By Anytimeyoga @anytimeyoga

As much as I love Endometriosis Awareness Month — because for such a common condition, it is too little known and too greatly misunderstood — I kind of hate it as well. Yes, I get that it’s a first step, but really?

I’ve lived more than half my life now with endometriosis symptoms — and I expect they will continue for decades to come. Awareness isn’t enough for me anymore.

I want shorter diagnostic delays. Right now, it sits between 7 and 12 years depending at age at symptom onset and the types of symptoms presenting. Certainly, some of that has to do with the reality that laparoscopy is a rather expensive and invasive diagnostic tool. However, as the same linked source mentions, “Diagnostic laparoscopy is not required before treatment in all patients presenting with pelvic pain.” In other words — and this should be common sense — it is possible to treat a person’s pain without cutting them open.

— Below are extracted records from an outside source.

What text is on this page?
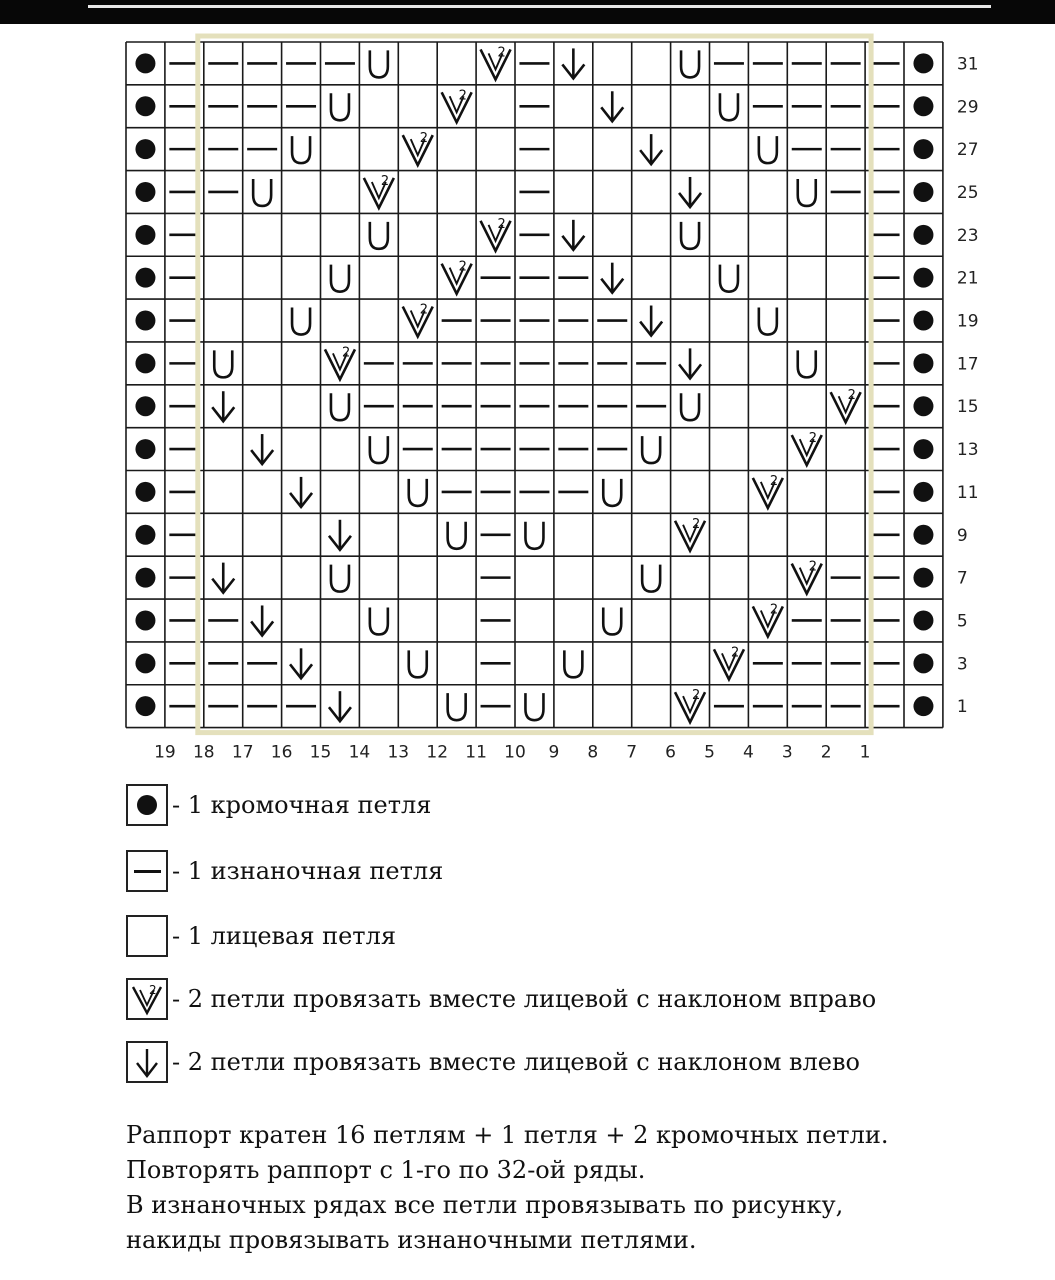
2
2
2
2
2
2
2
2
2
2
2
2
2
2
2
2
19 18 17 16 15 14 13 12 11 10 9 8 7 6 5 4 3 2 1
31
29
27
25
23
21
19
17
15
13
11
9
7
5
3
1
- 1 кромочная петля
- 1 изнаночная петля
- 1 лицевая петля
2 - 2 петли провязать вместе лицевой с наклоном вправо
- 2 петли провязать вместе лицевой с наклоном влево
Раппорт кратен 16 петлям + 1 петля + 2 кромочных петли.
Повторять раппорт с 1-го по 32-ой ряды.
В изнаночных рядах все петли провязывать по рисунку,
накиды провязывать изнаночными петлями.
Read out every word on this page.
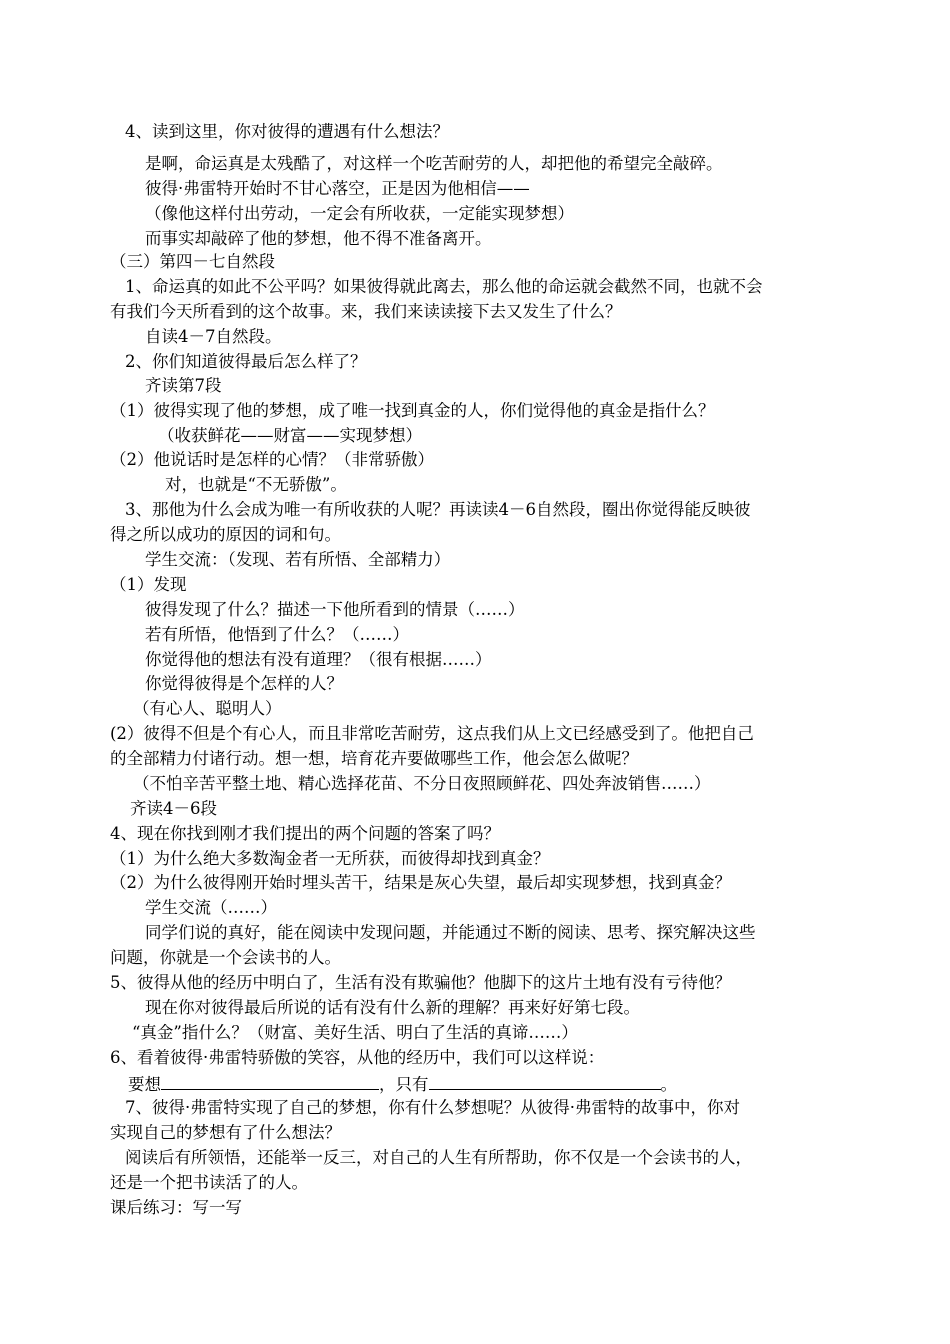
4、读到这里，你对彼得的遭遇有什么想法？
是啊，命运真是太残酷了，对这样一个吃苦耐劳的人，却把他的希望完全敲碎。
彼得·弗雷特开始时不甘心落空，正是因为他相信——
（像他这样付出劳动，一定会有所收获，一定能实现梦想）
而事实却敲碎了他的梦想，他不得不准备离开。
（三）第四－七自然段
1、命运真的如此不公平吗？如果彼得就此离去，那么他的命运就会截然不同，也就不会
有我们今天所看到的这个故事。来，我们来读读接下去又发生了什么？
自读4－7自然段。
2、你们知道彼得最后怎么样了？
齐读第7段
（1）彼得实现了他的梦想，成了唯一找到真金的人，你们觉得他的真金是指什么？
（收获鲜花——财富——实现梦想）
（2）他说话时是怎样的心情？（非常骄傲）
对，也就是“不无骄傲”。
3、那他为什么会成为唯一有所收获的人呢？再读读4－6自然段，圈出你觉得能反映彼
得之所以成功的原因的词和句。
学生交流：（发现、若有所悟、全部精力）
（1）发现
彼得发现了什么？描述一下他所看到的情景（……）
若有所悟，他悟到了什么？（……）
你觉得他的想法有没有道理？（很有根据……）
你觉得彼得是个怎样的人？
（有心人、聪明人）
(2）彼得不但是个有心人，而且非常吃苦耐劳，这点我们从上文已经感受到了。他把自己
的全部精力付诸行动。想一想，培育花卉要做哪些工作，他会怎么做呢？
（不怕辛苦平整土地、精心选择花苗、不分日夜照顾鲜花、四处奔波销售……）
齐读4－6段
4、现在你找到刚才我们提出的两个问题的答案了吗？
（1）为什么绝大多数淘金者一无所获，而彼得却找到真金？
（2）为什么彼得刚开始时埋头苦干，结果是灰心失望，最后却实现梦想，找到真金？
学生交流（……）
同学们说的真好，能在阅读中发现问题，并能通过不断的阅读、思考、探究解决这些
问题，你就是一个会读书的人。
5、彼得从他的经历中明白了，生活有没有欺骗他？他脚下的这片土地有没有亏待他？
现在你对彼得最后所说的话有没有什么新的理解？再来好好第七段。
“真金”指什么？（财富、美好生活、明白了生活的真谛……）
6、看着彼得·弗雷特骄傲的笑容，从他的经历中，我们可以这样说：
要想	，只有	。
7、彼得·弗雷特实现了自己的梦想，你有什么梦想呢？从彼得·弗雷特的故事中，你对
实现自己的梦想有了什么想法？
阅读后有所领悟，还能举一反三，对自己的人生有所帮助，你不仅是一个会读书的人，
还是一个把书读活了的人。
课后练习：写一写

I want health care providers to make recommendations based on the sum of current medical evidence. I don’t want them to limit their evidence to what published studies were available in 1990 or 2000. I mean, I got rid of all my New Kids on the Block tapes, and I’m no longer worried about Y2K. I have moved on, grown older and wiser — and I expect no less from my medical providers.

I want more health care providers to use patient-centered, multi-faceted management strategies. The main reason I prefer my general practitioner to a specialist is that all the local specialists I’ve seen have been single-mindedly enthusiastic (okay, so we call that “pushy,” right?) about their pet treatment options regardless of my concerns and priorities. Even if it is the next new thing, it may come with risks — and “no long term data” can count as a risk — that make it unworkable for some patients.

I want society to treat pain as a legitimate health issue. Not just when it’s the result of a physical injury, not just when it’s impairing mobility, not just when it correlates with infertility. Significant, persistent pain is a big deal because it is significant, because it is persistent, and because it is pain.

I want family, friends, partners, coworkers, and employers to appreciate the frequency, duration, and severity of endo symptoms. Specifically, that these symptoms often extend past the days of one’s menstrual period, that some people experience symptoms daily, and that living with chronic pain can be debilitating. I want to avoid being trapped into unreasonable expectations of what I “should” be able to do.

And yes, awareness is valuable to the extent that it is the first step to all of these. But on its own, awareness is not enough.